TVR - Paris - lundi 25 janvier 2016 - Interview n° 60754

« Le secteur de la production audiovisuelle est le plus souvent abordé par la création, les programmes, leurs audiences, leur appréciation par les téléspectateurs, mais aussi en termes de coût unitaire des productions. Il n’y avait pas eu de travail réalisé en se mettant du côté de l’entreprise. J’ai d’abord été frappée de constater que le secteur réalisait un chiffre d’affaires bien plus élevé que ce que je pensais. Les sociétés audiovisuelles génèrent 2,8 Md€, c’est un secteur qui compte dans l'économie française. Nous constatons qu’il est composé d’un grand nombre de petites structures comme les autres secteurs de notre économie », déclare à News Tank Nathalie Sonnac, membre du CSA, auteur de l'étude sur le tissu économique du secteur de la production audiovisuelle, présentée lors du Fipa à Biarritz, le 22/01/2016. « Près de 800 M€ participent de la production aidée, notamment via les obligations de production des chaînes. Ces aides directes sont garanties au

secteur de la production audiovisuelle. C’est une assise à laquelle s’ajoutent 341 M€ d’aides indirectes (CNC, collectivités territoriales, etc.) [sur la période 2013-14]. Ces 1,2 Md€ représentent 40 % du chiffre d’affaires généré par ce secteur. Je n’ai pas voulu travailler uniquement sur la production aidée sur laquelle la réflexion se focalise toujours, je voulais vraiment avoir une vue d’ensemble, du plus petit au plus grand, tous genres confondus, en tenant notamment compte du flux. » Nathalie Sonnac répond aux questions de News Tank. L'étude sur le tissu économique du secteur de la production audiovisuelle que vous présentez au Fipa est la première réalisée par le CSA, comment se fait-il que cela n’ait jamais été fait et comment expliquez-vous cet état de fait ?

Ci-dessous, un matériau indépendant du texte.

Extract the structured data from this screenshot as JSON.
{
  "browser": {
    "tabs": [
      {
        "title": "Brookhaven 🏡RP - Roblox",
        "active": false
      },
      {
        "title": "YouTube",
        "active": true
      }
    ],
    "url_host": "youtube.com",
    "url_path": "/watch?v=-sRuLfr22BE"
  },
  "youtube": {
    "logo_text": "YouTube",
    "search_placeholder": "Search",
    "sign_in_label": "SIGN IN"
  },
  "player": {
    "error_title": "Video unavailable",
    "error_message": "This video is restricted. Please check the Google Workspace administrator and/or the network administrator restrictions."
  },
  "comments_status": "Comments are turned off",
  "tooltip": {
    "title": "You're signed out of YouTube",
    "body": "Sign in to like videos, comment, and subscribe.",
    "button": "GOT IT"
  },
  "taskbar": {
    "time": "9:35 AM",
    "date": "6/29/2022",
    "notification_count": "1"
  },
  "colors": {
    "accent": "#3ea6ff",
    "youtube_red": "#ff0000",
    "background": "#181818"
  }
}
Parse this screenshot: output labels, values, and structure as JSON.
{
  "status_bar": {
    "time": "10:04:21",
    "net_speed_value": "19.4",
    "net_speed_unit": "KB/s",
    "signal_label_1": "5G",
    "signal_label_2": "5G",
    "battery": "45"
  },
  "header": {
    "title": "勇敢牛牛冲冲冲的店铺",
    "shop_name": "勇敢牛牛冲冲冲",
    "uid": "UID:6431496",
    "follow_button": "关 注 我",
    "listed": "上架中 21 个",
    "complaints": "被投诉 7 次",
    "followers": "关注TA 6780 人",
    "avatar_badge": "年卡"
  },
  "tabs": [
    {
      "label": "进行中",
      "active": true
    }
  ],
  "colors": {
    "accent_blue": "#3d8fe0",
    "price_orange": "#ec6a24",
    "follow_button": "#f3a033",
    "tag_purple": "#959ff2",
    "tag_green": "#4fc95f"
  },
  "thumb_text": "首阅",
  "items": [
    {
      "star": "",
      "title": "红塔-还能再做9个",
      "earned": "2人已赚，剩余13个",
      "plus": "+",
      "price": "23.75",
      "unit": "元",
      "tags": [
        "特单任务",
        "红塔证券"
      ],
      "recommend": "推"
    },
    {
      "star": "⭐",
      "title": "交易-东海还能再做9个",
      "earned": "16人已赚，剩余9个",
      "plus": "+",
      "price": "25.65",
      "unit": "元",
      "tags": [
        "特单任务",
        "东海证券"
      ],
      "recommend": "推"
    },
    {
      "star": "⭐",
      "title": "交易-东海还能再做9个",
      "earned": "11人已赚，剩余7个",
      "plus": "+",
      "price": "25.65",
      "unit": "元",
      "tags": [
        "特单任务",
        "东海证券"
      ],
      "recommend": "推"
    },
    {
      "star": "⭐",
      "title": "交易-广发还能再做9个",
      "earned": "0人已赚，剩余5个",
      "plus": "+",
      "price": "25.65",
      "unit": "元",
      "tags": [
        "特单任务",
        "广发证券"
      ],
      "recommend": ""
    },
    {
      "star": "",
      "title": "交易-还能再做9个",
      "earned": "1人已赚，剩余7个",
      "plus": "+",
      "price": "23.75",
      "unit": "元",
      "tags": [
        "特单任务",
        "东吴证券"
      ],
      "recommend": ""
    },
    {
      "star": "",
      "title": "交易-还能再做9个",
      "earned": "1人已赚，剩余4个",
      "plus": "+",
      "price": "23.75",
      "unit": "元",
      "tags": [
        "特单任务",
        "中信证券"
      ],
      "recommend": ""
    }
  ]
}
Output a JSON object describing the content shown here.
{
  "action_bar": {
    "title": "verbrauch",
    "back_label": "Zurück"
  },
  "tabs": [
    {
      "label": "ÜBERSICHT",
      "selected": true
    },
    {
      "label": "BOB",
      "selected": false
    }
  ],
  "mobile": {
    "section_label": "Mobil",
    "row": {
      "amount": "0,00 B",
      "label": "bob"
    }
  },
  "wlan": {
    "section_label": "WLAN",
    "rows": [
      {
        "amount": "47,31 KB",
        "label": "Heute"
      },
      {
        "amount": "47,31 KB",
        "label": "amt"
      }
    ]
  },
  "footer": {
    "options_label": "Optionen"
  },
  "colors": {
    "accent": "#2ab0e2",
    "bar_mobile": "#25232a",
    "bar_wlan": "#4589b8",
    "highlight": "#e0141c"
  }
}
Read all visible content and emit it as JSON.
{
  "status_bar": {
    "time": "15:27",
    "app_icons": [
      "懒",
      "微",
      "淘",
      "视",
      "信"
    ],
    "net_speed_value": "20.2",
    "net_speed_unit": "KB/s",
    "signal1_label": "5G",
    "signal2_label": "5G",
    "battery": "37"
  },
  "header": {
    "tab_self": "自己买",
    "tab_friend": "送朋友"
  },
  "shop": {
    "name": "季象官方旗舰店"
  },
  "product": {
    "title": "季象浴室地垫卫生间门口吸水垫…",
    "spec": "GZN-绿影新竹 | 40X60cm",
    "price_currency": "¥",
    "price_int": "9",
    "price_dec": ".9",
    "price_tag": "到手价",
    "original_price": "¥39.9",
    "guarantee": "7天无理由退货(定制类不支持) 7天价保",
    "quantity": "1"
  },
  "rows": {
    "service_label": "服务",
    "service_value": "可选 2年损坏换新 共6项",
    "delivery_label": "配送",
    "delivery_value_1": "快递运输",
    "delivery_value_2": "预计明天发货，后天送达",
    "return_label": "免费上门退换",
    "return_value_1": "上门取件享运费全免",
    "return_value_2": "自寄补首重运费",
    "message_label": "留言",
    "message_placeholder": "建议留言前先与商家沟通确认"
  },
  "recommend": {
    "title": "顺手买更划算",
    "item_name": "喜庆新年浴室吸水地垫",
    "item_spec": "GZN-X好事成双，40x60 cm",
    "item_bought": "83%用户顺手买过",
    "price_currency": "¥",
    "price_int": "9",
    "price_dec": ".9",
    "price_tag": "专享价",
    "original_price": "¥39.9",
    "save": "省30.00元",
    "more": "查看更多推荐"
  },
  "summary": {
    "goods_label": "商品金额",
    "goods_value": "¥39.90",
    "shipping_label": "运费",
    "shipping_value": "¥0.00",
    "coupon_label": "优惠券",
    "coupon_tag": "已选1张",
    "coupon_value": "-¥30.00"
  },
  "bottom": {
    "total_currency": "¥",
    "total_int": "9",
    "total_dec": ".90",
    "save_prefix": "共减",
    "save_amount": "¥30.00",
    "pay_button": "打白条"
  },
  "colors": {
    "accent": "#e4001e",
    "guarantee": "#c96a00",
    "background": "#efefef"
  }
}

« Le secteur de la production audiovisuelle est le plus souvent abordé par la création, les programmes, leurs audiences » Nous nous sommes interrogés sur le secteur de la production audiovisuelle en France, en termes de chiffre d’affaires, du nombre d’entreprises… J’ai travaillé avec les données de l'Insee accessibles à tous, que nous avons croisées avec celles d’Audiens. L’organisme de protection sociale du secteur notamment de l’audiovisuel a été un partenaire indispensable et je remercie Patrick Béziers et ses équipes pour leur aide. En croisant les données des entreprises et des employés, cela nous permet d’avoir une bonne vision d’ensemble. J’ai l’habitude de mener des études économiques et je savais comment bâtir cette réflexion. Je ne crois pas qu’il y ait déjà eu d'étude de ce genre réalisée précédemment, non par manque d’intérêt, mais le secteur de la production audiovisuelle est le plus souvent abordé par la création, les programmes, leurs audiences, l’appréciation par les téléspectateurs, et aussi en termes de coût unitaire des productions. Il n’y avait pas eu de travail réalisé en se mettant du côté de l’entreprise. J’avais rencontré un producteur dans le cadre de ma chaire universitaire. L’interrogeant sur le nombre de producteurs en France, il m’avait avancé le chiffre de 700. Un autre producteur m’avait plutôt annoncé 2 000. J’avais été choquée par cet écart. En fait, ils ont tendance à classer les sociétés selon les genres de production (documentaire, fiction, animation), ce qui est in fine assez logique, chacun comptabilisant selon sa concurrence frontale. Cela se comprend parfaitement. Nous avons souhaité avec cette étude proposer une analyse avec une vision entrepreneuriale de la production audiovisuelle en France.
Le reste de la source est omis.